Hüseyin Yayman / Haber 7

Kürt açılımı gündemin birinci sırasındaki yerini korumaya devam ederken İçişleri Bakanı Beşir Atalay farklı toplum kesimleriyle görüşmelerini sürdürüyor. Bir nevi ortak akıl toplantısı niteliğindeki bu çalışmalar çözümün hemen gelmesini temin etmese dahi toplumsal psikolojinin rehabilitasyonu bakımından ciddi önem arz ediyor.

CHP ve MHP kapılarını baştan kapatmış olsalar da Bakan Atalay, olması gerektiği gibi tüm toplum kesimlerini dinliyor, dikkate alıyor daha da önemlisi devletin bilgi kayıt sistemine geçiriyor.

Açılımın stratejisinde bir takım problemler bulunsa da, ortada somut bir proje olmasa da gelinen nokta ve yürütülen müzakereler doğrusu umutları yeşertiyor.

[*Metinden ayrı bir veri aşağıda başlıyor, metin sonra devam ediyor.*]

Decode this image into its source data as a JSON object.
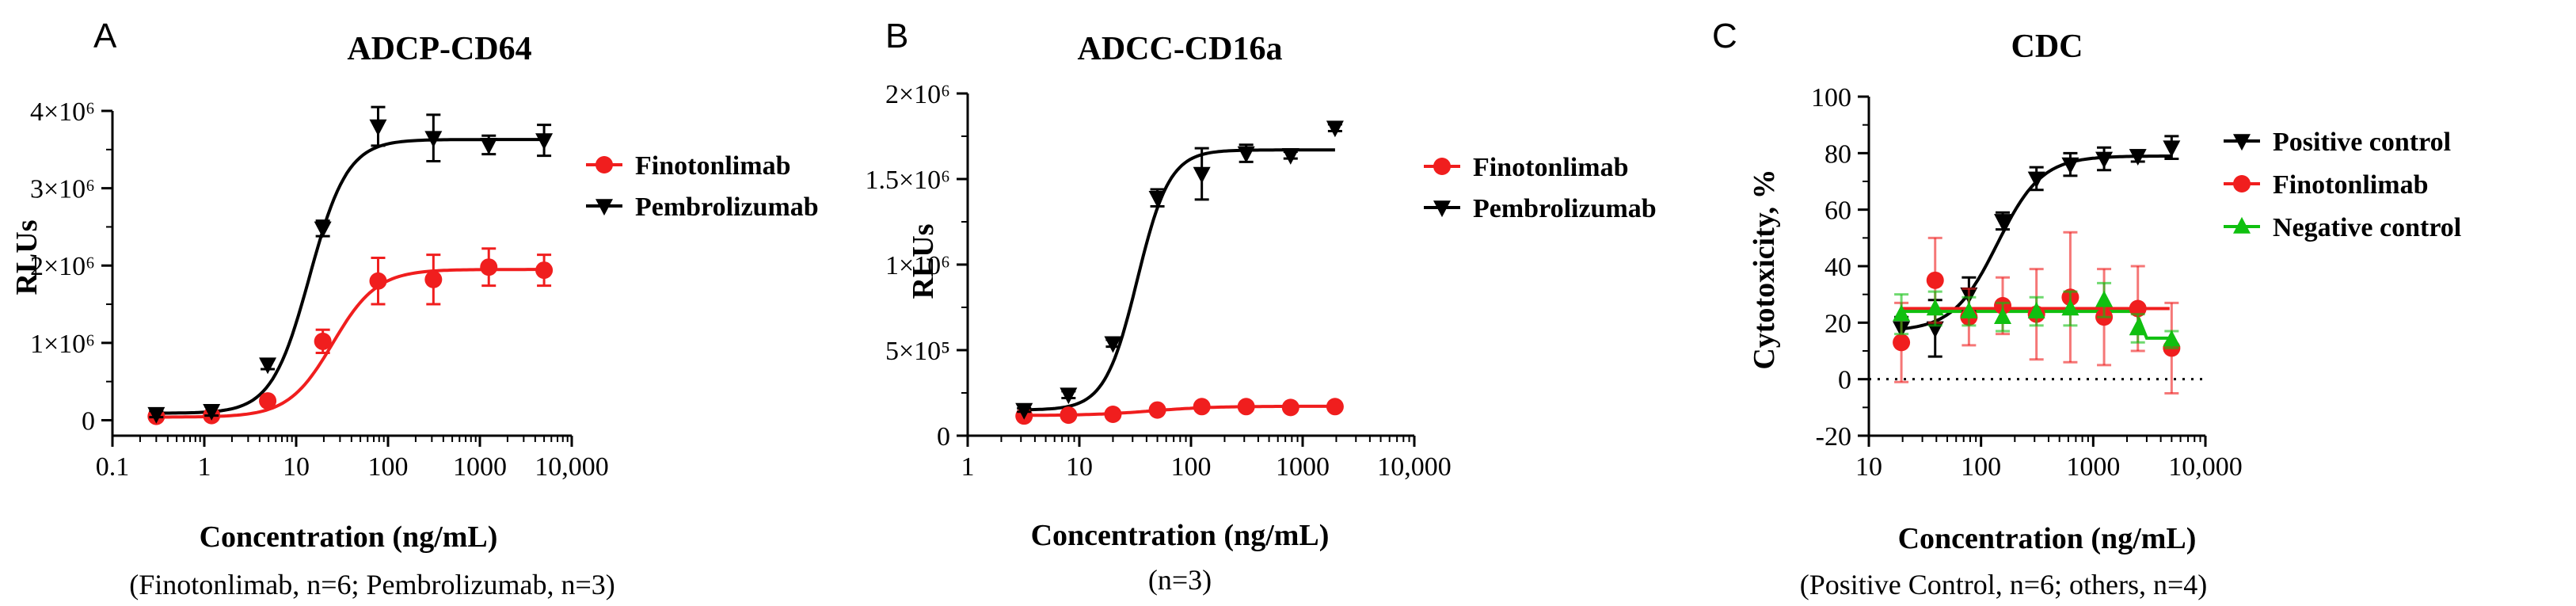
{
  "chart_data": [
    {
      "type": "line",
      "panel_letter": "A",
      "title": "ADCP-CD64",
      "xlabel": "Concentration (ng/mL)",
      "ylabel": "RLUs",
      "caption": "(Finotonlimab, n=6; Pembrolizumab, n=3)",
      "xscale": "log",
      "xlim": [
        0.1,
        10000
      ],
      "ylim": [
        -200000,
        4000000
      ],
      "x_ticks": [
        {
          "v": 0.1,
          "label": "0.1"
        },
        {
          "v": 1,
          "label": "1"
        },
        {
          "v": 10,
          "label": "10"
        },
        {
          "v": 100,
          "label": "100"
        },
        {
          "v": 1000,
          "label": "1000"
        },
        {
          "v": 10000,
          "label": "10,000"
        }
      ],
      "y_ticks": [
        {
          "v": 0,
          "label": "0"
        },
        {
          "v": 1000000,
          "label": "1×10⁶"
        },
        {
          "v": 2000000,
          "label": "2×10⁶"
        },
        {
          "v": 3000000,
          "label": "3×10⁶"
        },
        {
          "v": 4000000,
          "label": "4×10⁶"
        }
      ],
      "legend_position": "top-right",
      "series": [
        {
          "name": "Finotonlimab",
          "color": "#f01e1e",
          "marker": "circle",
          "x": [
            0.3,
            1.2,
            4.9,
            19.5,
            78,
            312,
            1250,
            5000
          ],
          "y": [
            50000,
            60000,
            250000,
            1020000,
            1800000,
            1820000,
            1980000,
            1940000
          ],
          "err": [
            50000,
            40000,
            40000,
            150000,
            300000,
            320000,
            240000,
            200000
          ],
          "fit": {
            "bottom": 40000,
            "top": 1950000,
            "ec50": 25,
            "hill": 1.8
          }
        },
        {
          "name": "Pembrolizumab",
          "color": "#000000",
          "marker": "triangle-down",
          "x": [
            0.3,
            1.2,
            4.9,
            19.5,
            78,
            312,
            1250,
            5000
          ],
          "y": [
            80000,
            120000,
            720000,
            2480000,
            3800000,
            3650000,
            3560000,
            3620000
          ],
          "err": [
            40000,
            60000,
            60000,
            100000,
            250000,
            300000,
            120000,
            200000
          ],
          "fit": {
            "bottom": 90000,
            "top": 3630000,
            "ec50": 14,
            "hill": 2.1
          }
        }
      ]
    },
    {
      "type": "line",
      "panel_letter": "B",
      "title": "ADCC-CD16a",
      "xlabel": "Concentration (ng/mL)",
      "ylabel": "RLUs",
      "caption": "(n=3)",
      "xscale": "log",
      "xlim": [
        1,
        10000
      ],
      "ylim": [
        0,
        2000000
      ],
      "x_ticks": [
        {
          "v": 1,
          "label": "1"
        },
        {
          "v": 10,
          "label": "10"
        },
        {
          "v": 100,
          "label": "100"
        },
        {
          "v": 1000,
          "label": "1000"
        },
        {
          "v": 10000,
          "label": "10,000"
        }
      ],
      "y_ticks": [
        {
          "v": 0,
          "label": "0"
        },
        {
          "v": 500000,
          "label": "5×10⁵"
        },
        {
          "v": 1000000,
          "label": "1×10⁶"
        },
        {
          "v": 1500000,
          "label": "1.5×10⁶"
        },
        {
          "v": 2000000,
          "label": "2×10⁶"
        }
      ],
      "legend_position": "top-right",
      "series": [
        {
          "name": "Finotonlimab",
          "color": "#f01e1e",
          "marker": "circle",
          "x": [
            3.2,
            8,
            20,
            50,
            125,
            312,
            780,
            1950
          ],
          "y": [
            115000,
            120000,
            125000,
            150000,
            170000,
            170000,
            165000,
            170000
          ],
          "err": [
            10000,
            10000,
            10000,
            15000,
            15000,
            15000,
            15000,
            15000
          ],
          "fit": {
            "bottom": 118000,
            "top": 172000,
            "ec50": 45,
            "hill": 1.6
          }
        },
        {
          "name": "Pembrolizumab",
          "color": "#000000",
          "marker": "triangle-down",
          "x": [
            3.2,
            8,
            20,
            50,
            125,
            312,
            780,
            1950
          ],
          "y": [
            150000,
            240000,
            540000,
            1390000,
            1530000,
            1650000,
            1640000,
            1800000
          ],
          "err": [
            10000,
            20000,
            20000,
            50000,
            150000,
            50000,
            20000,
            20000
          ],
          "fit": {
            "bottom": 150000,
            "top": 1670000,
            "ec50": 33,
            "hill": 3.0
          }
        }
      ]
    },
    {
      "type": "line",
      "panel_letter": "C",
      "title": "CDC",
      "xlabel": "Concentration (ng/mL)",
      "ylabel": "Cytotoxicity, %",
      "caption": "(Positive Control, n=6; others, n=4)",
      "xscale": "log",
      "xlim": [
        10,
        10000
      ],
      "ylim": [
        -20,
        100
      ],
      "x_ticks": [
        {
          "v": 10,
          "label": "10"
        },
        {
          "v": 100,
          "label": "100"
        },
        {
          "v": 1000,
          "label": "1000"
        },
        {
          "v": 10000,
          "label": "10,000"
        }
      ],
      "y_ticks": [
        {
          "v": -20,
          "label": "-20"
        },
        {
          "v": 0,
          "label": "0"
        },
        {
          "v": 20,
          "label": "20"
        },
        {
          "v": 40,
          "label": "40"
        },
        {
          "v": 60,
          "label": "60"
        },
        {
          "v": 80,
          "label": "80"
        },
        {
          "v": 100,
          "label": "100"
        }
      ],
      "reference_line_y": 0,
      "legend_position": "top-right",
      "series": [
        {
          "name": "Positive control",
          "color": "#000000",
          "marker": "triangle-down",
          "x": [
            19.5,
            39,
            78,
            156,
            312,
            625,
            1250,
            2500,
            5000
          ],
          "y": [
            18,
            18,
            30,
            56,
            71,
            76,
            78,
            79,
            82
          ],
          "err": [
            4,
            10,
            6,
            3,
            4,
            4,
            4,
            2,
            4
          ],
          "fit": {
            "bottom": 17,
            "top": 79,
            "ec50": 140,
            "hill": 2.2
          }
        },
        {
          "name": "Finotonlimab",
          "color": "#f01e1e",
          "marker": "circle",
          "x": [
            19.5,
            39,
            78,
            156,
            312,
            625,
            1250,
            2500,
            5000
          ],
          "y": [
            13,
            35,
            22,
            26,
            23,
            29,
            22,
            25,
            11
          ],
          "err": [
            14,
            15,
            10,
            10,
            16,
            23,
            17,
            15,
            16
          ],
          "fit": {
            "flat": [
              [
                19.5,
                25
              ],
              [
                4800,
                25
              ]
            ]
          }
        },
        {
          "name": "Negative control",
          "color": "#10c010",
          "marker": "triangle-up",
          "x": [
            19.5,
            39,
            78,
            156,
            312,
            625,
            1250,
            2500,
            5000
          ],
          "y": [
            23,
            25,
            24,
            22,
            24,
            25,
            28,
            18,
            14
          ],
          "err": [
            7,
            6,
            5,
            5,
            5,
            6,
            6,
            5,
            3
          ],
          "fit": {
            "flat": [
              [
                19.5,
                24
              ],
              [
                2400,
                24
              ],
              [
                3000,
                14.5
              ],
              [
                5000,
                14.5
              ]
            ]
          }
        }
      ]
    }
  ]
}
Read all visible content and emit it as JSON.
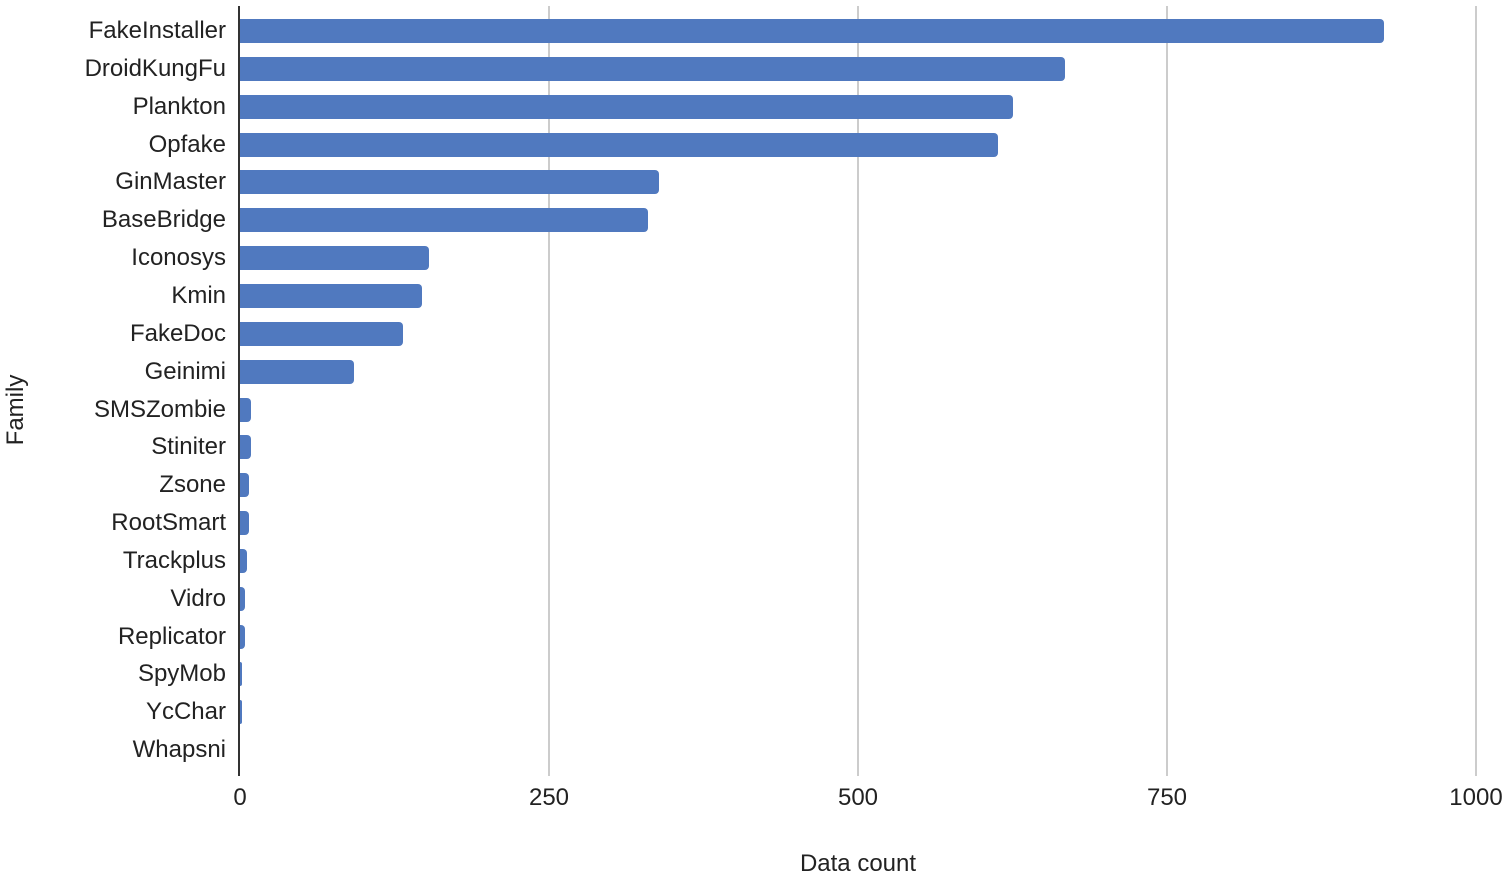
{
  "chart_data": {
    "type": "bar",
    "orientation": "horizontal",
    "title": "",
    "xlabel": "Data count",
    "ylabel": "Family",
    "xlim": [
      0,
      1000
    ],
    "xticks": [
      "0",
      "250",
      "500",
      "750",
      "1000"
    ],
    "grid": true,
    "legend": null,
    "color": "#5079bf",
    "categories": [
      "FakeInstaller",
      "DroidKungFu",
      "Plankton",
      "Opfake",
      "GinMaster",
      "BaseBridge",
      "Iconosys",
      "Kmin",
      "FakeDoc",
      "Geinimi",
      "SMSZombie",
      "Stiniter",
      "Zsone",
      "RootSmart",
      "Trackplus",
      "Vidro",
      "Replicator",
      "SpyMob",
      "YcChar",
      "Whapsni"
    ],
    "values": [
      925,
      667,
      625,
      613,
      339,
      330,
      153,
      147,
      132,
      92,
      9,
      9,
      7,
      7,
      6,
      4,
      4,
      2,
      2,
      0
    ]
  }
}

En azından Türkiye problemini konuşuyor,  toplum tartışıyor, tabular ortadan kalkıyor ve Türkiye normal bir ülke haline geliyor.

Açılım süreci devam ederken DTP’den başta Emine Ayna olmak üzere bazı isimlerin sürekli Abdullah Öcalan’ı çözümün adresi olarak göstermeleri akıllarda acaba çözümü istemiyorlar mı sorusunun doğmasına sebep oluyor.
Bilinmeli ki toplumsal hassasiyetleri dikkate almayan bu türden sorumsuz açıklamalar çözüme değil, çözümsüzlüğe hizmet ediyor.

DTP’liler Doğu’da ayrı, televizyonların önünde ayrı konuşmaktan vazgeçmeliler ve “üzüm mü yemek bağcıyı mı dövmek” istediklerine karar vermeliler.

Emine Ayna bilmiyor mu ki, Öcalan’dan gelecek her türlü açıklama son 25 yılda oluşan toplumsal psikolojiyle baştan ret edilecek ve karşı bir reaksiyon yaratacak. Peki neden sürekli Öcalan’ı işaret ediyor?

Bu reel politiğe rağmen ısrarla Öcalan isminden bahsetmek ve muhatap olarak İmralı’yı göstermek evvela DTP’nin kendini yok sayması sonrada çözümü istememesi anlamına geliyor.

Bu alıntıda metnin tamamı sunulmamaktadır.